En ce qui concerne la force utilisée par les agents pour procéder à l’arrestation de la plaignante, à savoir un placage à terre à la laverie, je suis convaincu qu’elle était légalement justifiée. La plaignante avait clairement montré qu’elle n’avait pas l’intention de quitter les lieux de son propre gré. Par la suite, quand elle a lancé du linge en direction des agents en leur disant que le linge était infesté de punaises, la plaignante a donné à l’AI et à l’AT no 1 des raisons de croire qu’elle résisterait à son arrestation. Dans les circonstances, je ne peux pas raisonnablement conclure que les agents ont agi avec excès en plaquant la plaignante à terre, car cela devait leur permettre de mieux gérer la résistance que la plaignante pourrait leur opposer.

Il est allégué que l’AI a saisi la plaignante par l’arrière de la tête et lui a cogné le visage contre le montant latéral gauche du véhicule de police, entre les portières avant et arrière, avant de la faire assoir à l’intérieur. Selon cette allégation, ce serait la cause de sa fracture du nez.

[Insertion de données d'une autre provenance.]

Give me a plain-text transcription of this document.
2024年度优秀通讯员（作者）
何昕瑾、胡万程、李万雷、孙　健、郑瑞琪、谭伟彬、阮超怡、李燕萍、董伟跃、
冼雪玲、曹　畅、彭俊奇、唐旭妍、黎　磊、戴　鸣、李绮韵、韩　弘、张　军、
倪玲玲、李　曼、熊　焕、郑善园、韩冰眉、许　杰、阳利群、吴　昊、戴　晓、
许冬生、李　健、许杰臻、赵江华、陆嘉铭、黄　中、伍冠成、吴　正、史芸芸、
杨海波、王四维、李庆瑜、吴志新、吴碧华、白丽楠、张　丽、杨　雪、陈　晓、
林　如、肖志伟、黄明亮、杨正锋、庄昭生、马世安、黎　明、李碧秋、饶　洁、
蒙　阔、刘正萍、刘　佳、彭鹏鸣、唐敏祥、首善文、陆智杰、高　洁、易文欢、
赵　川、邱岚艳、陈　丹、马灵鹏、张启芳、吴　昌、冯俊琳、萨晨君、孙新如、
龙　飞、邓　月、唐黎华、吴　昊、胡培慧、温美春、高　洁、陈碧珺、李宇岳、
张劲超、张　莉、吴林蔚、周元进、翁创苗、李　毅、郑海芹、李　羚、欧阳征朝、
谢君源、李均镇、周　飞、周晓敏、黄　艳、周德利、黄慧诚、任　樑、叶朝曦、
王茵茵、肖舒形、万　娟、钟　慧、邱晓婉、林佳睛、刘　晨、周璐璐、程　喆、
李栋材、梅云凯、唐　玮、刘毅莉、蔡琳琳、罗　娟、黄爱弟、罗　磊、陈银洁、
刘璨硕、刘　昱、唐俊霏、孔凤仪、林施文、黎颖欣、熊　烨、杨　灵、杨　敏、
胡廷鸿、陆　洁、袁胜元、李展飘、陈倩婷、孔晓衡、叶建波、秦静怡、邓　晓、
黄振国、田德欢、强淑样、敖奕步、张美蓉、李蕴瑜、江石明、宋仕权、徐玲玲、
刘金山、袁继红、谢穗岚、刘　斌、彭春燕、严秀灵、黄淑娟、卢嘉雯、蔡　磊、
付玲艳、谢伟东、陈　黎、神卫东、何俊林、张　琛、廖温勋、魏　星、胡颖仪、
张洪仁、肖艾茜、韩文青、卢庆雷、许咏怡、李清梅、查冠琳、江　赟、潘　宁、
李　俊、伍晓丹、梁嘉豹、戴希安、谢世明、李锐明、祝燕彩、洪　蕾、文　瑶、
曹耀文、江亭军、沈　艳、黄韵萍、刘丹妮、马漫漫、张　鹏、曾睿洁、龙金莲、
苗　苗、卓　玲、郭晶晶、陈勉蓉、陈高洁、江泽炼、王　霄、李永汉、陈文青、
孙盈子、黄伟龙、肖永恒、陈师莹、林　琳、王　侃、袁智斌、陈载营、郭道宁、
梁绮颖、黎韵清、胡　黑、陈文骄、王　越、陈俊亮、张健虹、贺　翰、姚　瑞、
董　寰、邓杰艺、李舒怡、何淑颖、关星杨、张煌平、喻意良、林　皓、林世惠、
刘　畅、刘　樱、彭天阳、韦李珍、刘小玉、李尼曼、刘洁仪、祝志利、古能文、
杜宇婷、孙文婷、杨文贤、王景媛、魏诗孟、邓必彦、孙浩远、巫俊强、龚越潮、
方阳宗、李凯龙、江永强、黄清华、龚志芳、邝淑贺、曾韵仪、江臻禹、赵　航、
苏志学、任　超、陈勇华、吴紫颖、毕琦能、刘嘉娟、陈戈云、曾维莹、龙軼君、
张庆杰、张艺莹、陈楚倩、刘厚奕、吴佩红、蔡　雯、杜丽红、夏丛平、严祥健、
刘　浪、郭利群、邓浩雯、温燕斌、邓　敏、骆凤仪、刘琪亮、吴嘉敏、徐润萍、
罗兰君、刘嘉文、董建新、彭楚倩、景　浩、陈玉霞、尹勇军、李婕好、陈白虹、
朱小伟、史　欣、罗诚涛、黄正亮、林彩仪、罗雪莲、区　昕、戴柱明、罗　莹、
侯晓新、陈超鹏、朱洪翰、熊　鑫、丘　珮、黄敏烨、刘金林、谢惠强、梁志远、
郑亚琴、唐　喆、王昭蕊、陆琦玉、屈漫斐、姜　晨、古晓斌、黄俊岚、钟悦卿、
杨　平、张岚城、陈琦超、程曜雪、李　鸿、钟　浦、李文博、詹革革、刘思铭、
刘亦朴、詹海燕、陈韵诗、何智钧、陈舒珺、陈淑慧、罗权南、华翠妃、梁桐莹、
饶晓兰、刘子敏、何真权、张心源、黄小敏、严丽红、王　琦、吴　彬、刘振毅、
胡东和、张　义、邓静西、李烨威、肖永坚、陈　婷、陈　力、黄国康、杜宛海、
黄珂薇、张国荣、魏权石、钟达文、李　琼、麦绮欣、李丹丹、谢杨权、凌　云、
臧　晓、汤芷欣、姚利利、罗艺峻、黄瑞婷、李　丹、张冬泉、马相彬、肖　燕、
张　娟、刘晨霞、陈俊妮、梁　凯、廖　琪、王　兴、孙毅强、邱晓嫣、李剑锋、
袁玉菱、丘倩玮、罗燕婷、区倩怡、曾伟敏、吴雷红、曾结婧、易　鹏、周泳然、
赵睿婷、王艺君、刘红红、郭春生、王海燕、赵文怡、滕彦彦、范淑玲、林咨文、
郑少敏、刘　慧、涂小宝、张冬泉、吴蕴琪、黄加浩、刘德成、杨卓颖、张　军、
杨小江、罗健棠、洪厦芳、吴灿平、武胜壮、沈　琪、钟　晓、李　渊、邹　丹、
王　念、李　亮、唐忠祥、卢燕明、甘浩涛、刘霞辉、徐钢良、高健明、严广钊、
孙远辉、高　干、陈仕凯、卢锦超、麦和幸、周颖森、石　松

Il serait imprudent et dangereux de reposer des accusations sur cette description de la cause de la fracture du nez de la plaignante pour diverses raisons, notamment du fait d’éléments de preuve contradictoires. Par exemple, l’AT no 1 se trouvait à côté de l’AI et de la plaignante au moment de la prétendue agression. Selon l’agent, la plaignante ne s’est cogné le visage qu’une seule fois contre le véhicule, d’elle-même et sans que personne ne la pousse. Je ne suis pas donc pas raisonnablement convaincu que l’allégation selon laquelle la plaignante a été agressée à cet endroit est suffisamment convaincante pour justifier d’être mise à l’épreuve par un tribunal.

En dernière analyse, bien qu’il semble que la plaignante ait subi une fracture du nez à un moment donné durant son interaction avec l’AI et l’AT no 1 le 10 juillet 2022, que ce soit lors de son placage au sol dans la laverie ou du contact avec l’extérieur du véhicule de police après son arrestation, il n’y a aucun motif raisonnable de croire que la blessure est attribuable à une conduite illégale de la part de l’AI. Il n’y a donc aucune raison de porter des accusations dans cette affaire et le dossier est clos.


Date : 16 décembre 2022


Approuvé par voie électronique par

Joseph Martino
Directeur
Unité des enquêtes spéciales

Notes

  • 1) Les éléments de preuve suivants contiennent des renseignements personnels délicats qui ne sont pas divulgués conformément au paragraphe 34 (2) de la Loi de 2019 sur l’Unité des enquêtes spéciales. Les parties importantes de ces éléments de preuve sont résumées ci-après. [Retour au texte]

Note:

La version originale anglaise signée du rapport fait autorité. En cas de divergence entre cette version et les versions anglaise ou française en ligne, la version originale anglaise signée du rapport l’emporte.